Acceleration of Password Recovery
When talking about TrueCrypt/VeraCrypt password recovery, the following parameters can affect the speed of the process:
- hash type – the slowest hash type is Streebog,
- cascade length (although the type of cascade does not affect the recovery speed).
Password recovery speed for TrueCrypt/VeraCrypt can be accelerated with GPU, as well as cloud services (e.g., Amazon) and distributed computing. For TrueCrypt system volumes with a 1-cascade encryption, the speed on an NVIDIA RTX 2080 Ti is 1,050,000 passwords per second. Decryptum Password Recovery (DPR) works with this type of encryption at the pace of 10,000,000 passwords per second. For VeraCrypt volumes, the recovery speed on DPR is significantly lower: about 35,000 passwords per second on a 1-cascade encryption with the default PIM.
Please note that for TrueCrypt/VeraCrypt password recovery, it takes a bit longer (up to ten minutes) to calibrate the GPUs than for other file types.
The key is to detect whether the volume is TrueCrypt or VeraCrypt.
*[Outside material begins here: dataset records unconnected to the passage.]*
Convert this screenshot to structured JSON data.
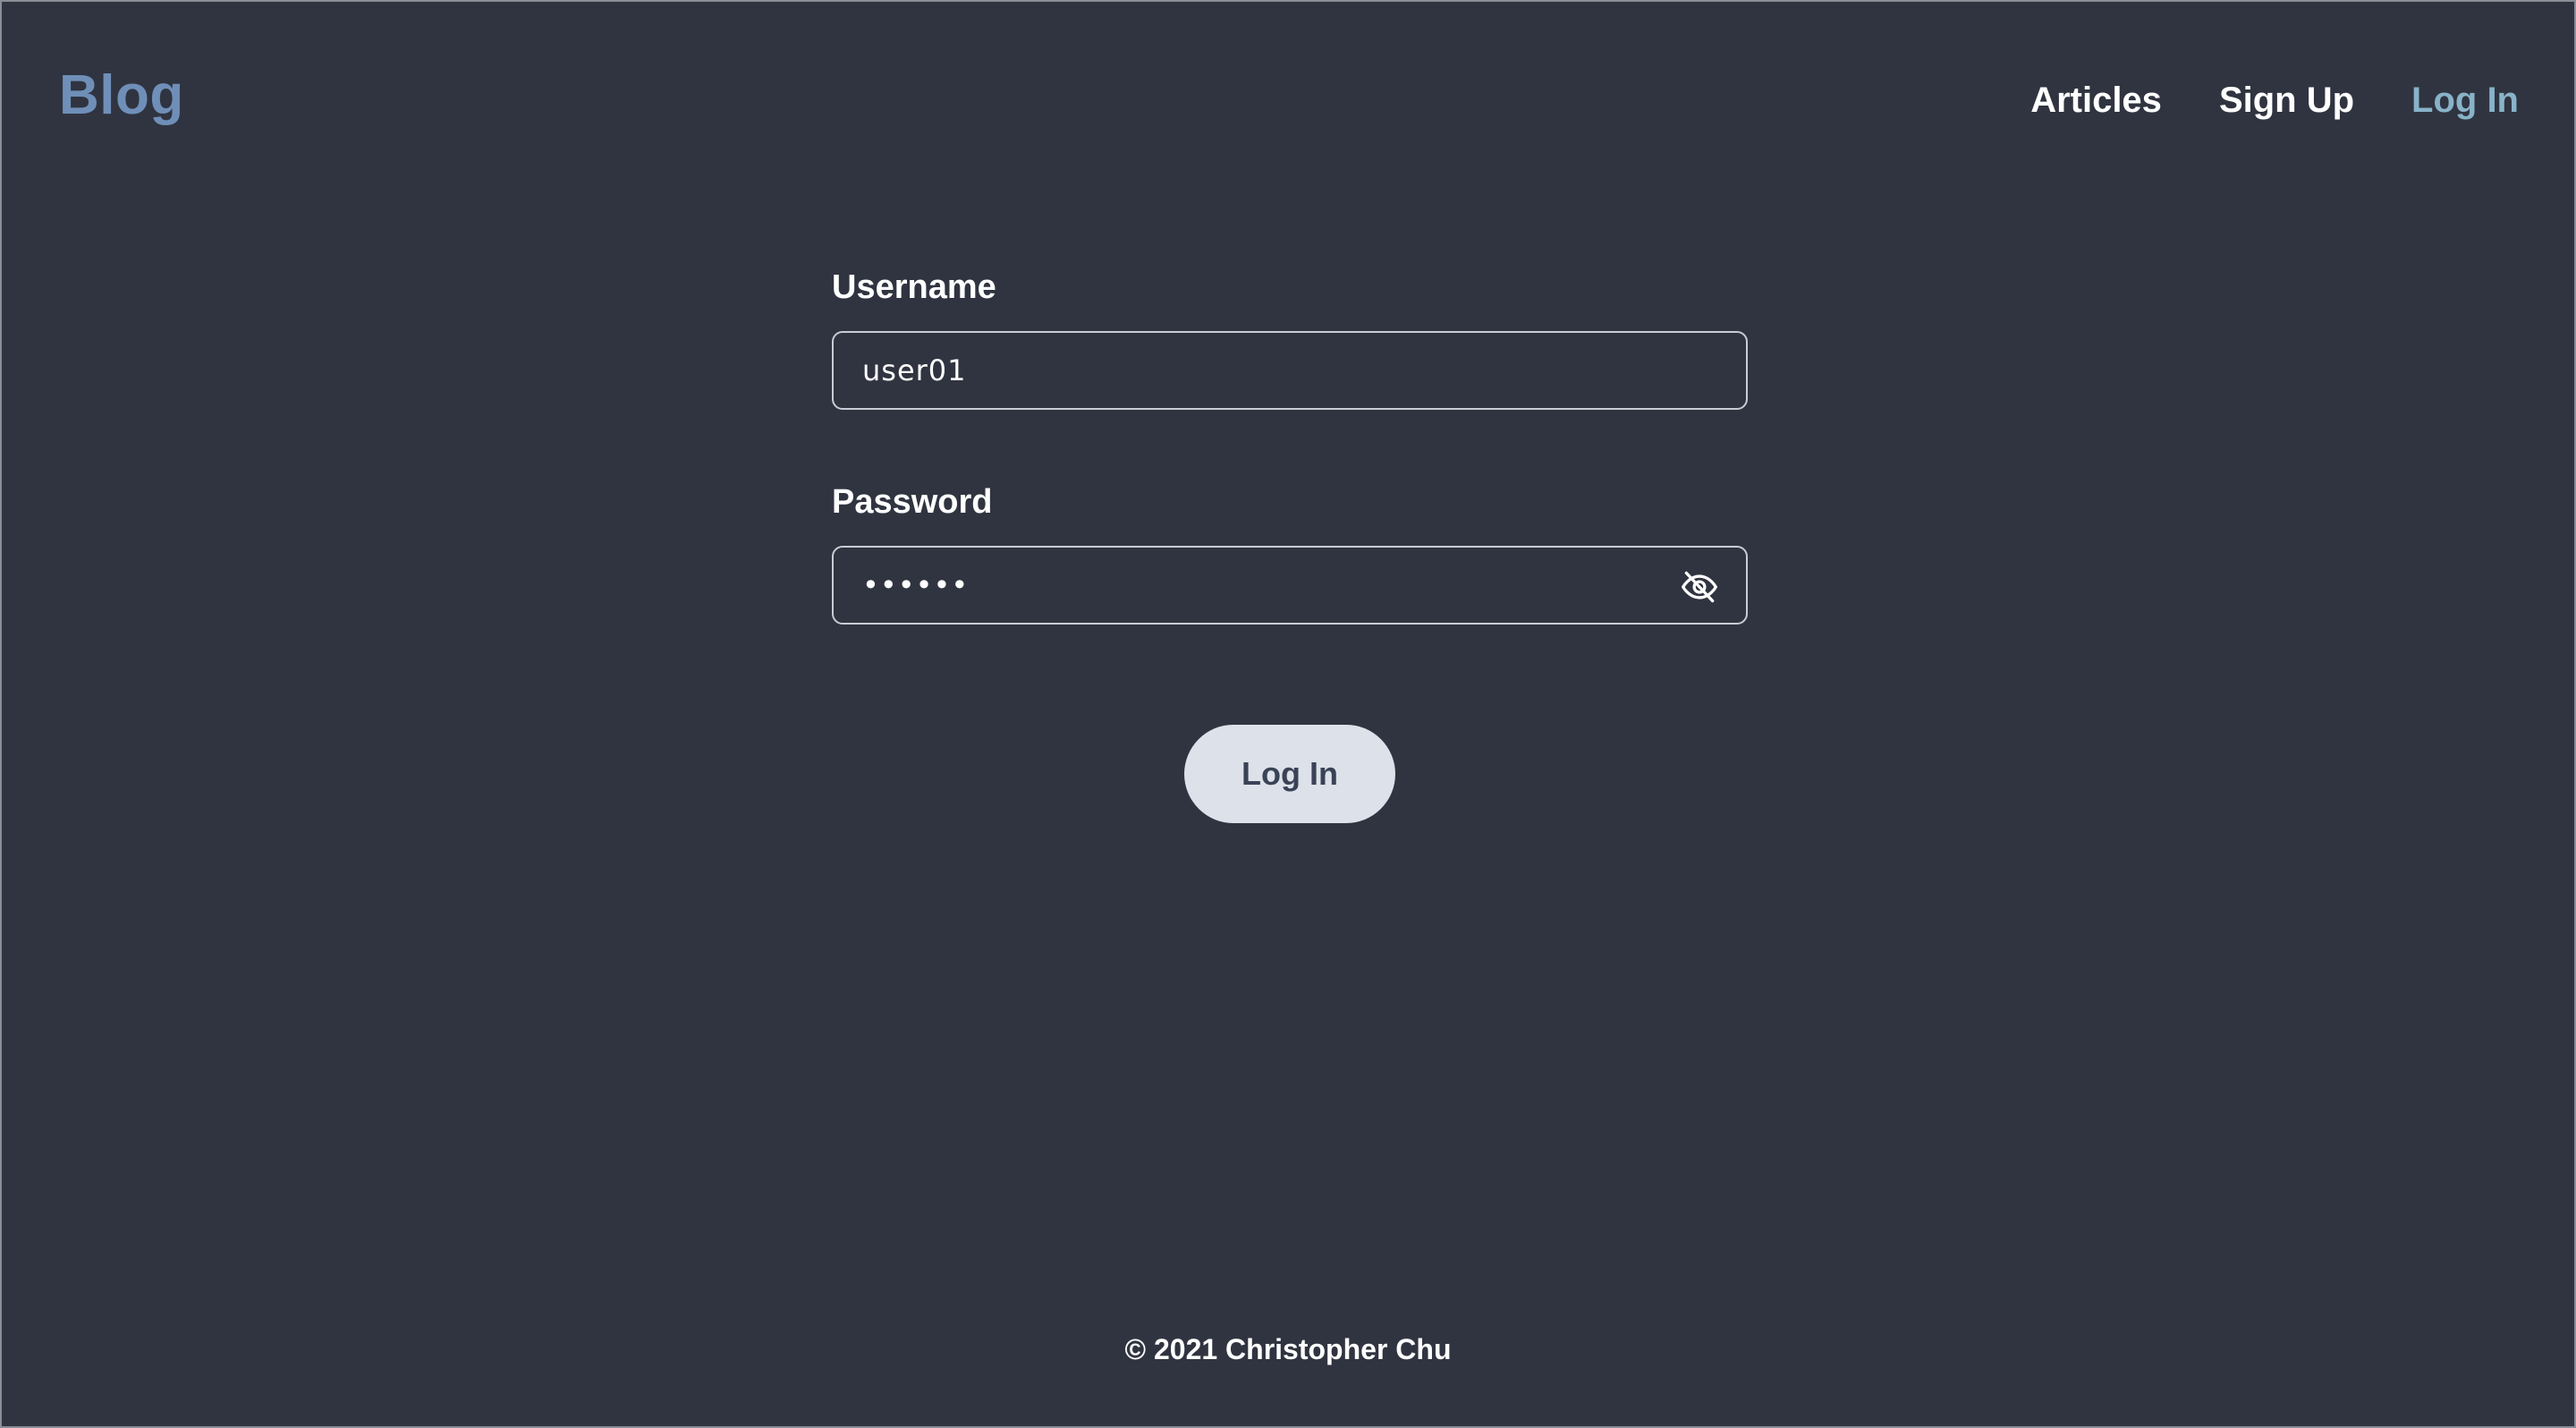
{
  "header": {
    "brand": "Blog",
    "nav": [
      {
        "label": "Articles",
        "active": false
      },
      {
        "label": "Sign Up",
        "active": false
      },
      {
        "label": "Log In",
        "active": true
      }
    ]
  },
  "form": {
    "username": {
      "label": "Username",
      "value": "user01"
    },
    "password": {
      "label": "Password",
      "value": "••••••",
      "toggle_icon": "eye-off-icon"
    },
    "submit_label": "Log In"
  },
  "footer": {
    "text": "© 2021 Christopher Chu"
  },
  "colors": {
    "background": "#303440",
    "brand": "#6f8fb8",
    "nav_active": "#88b3c9",
    "button_bg": "#dde1ea",
    "button_text": "#3a4356"
  }
}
Check the suspect’s computer registry and drivers installed. Once the proper application is identified, speed up the password recovery process by disabling the irrelevant types of encryption, hash algorithms, and PIM in Passware Kit settings. And of course, apply hardware acceleration in accordance with your budget and availability in your network environment. TrueCrypt/VeraCrypt password recovery is time-consuming, but knowing the aspects of encryption will increase your chances of getting the password in a reasonable time.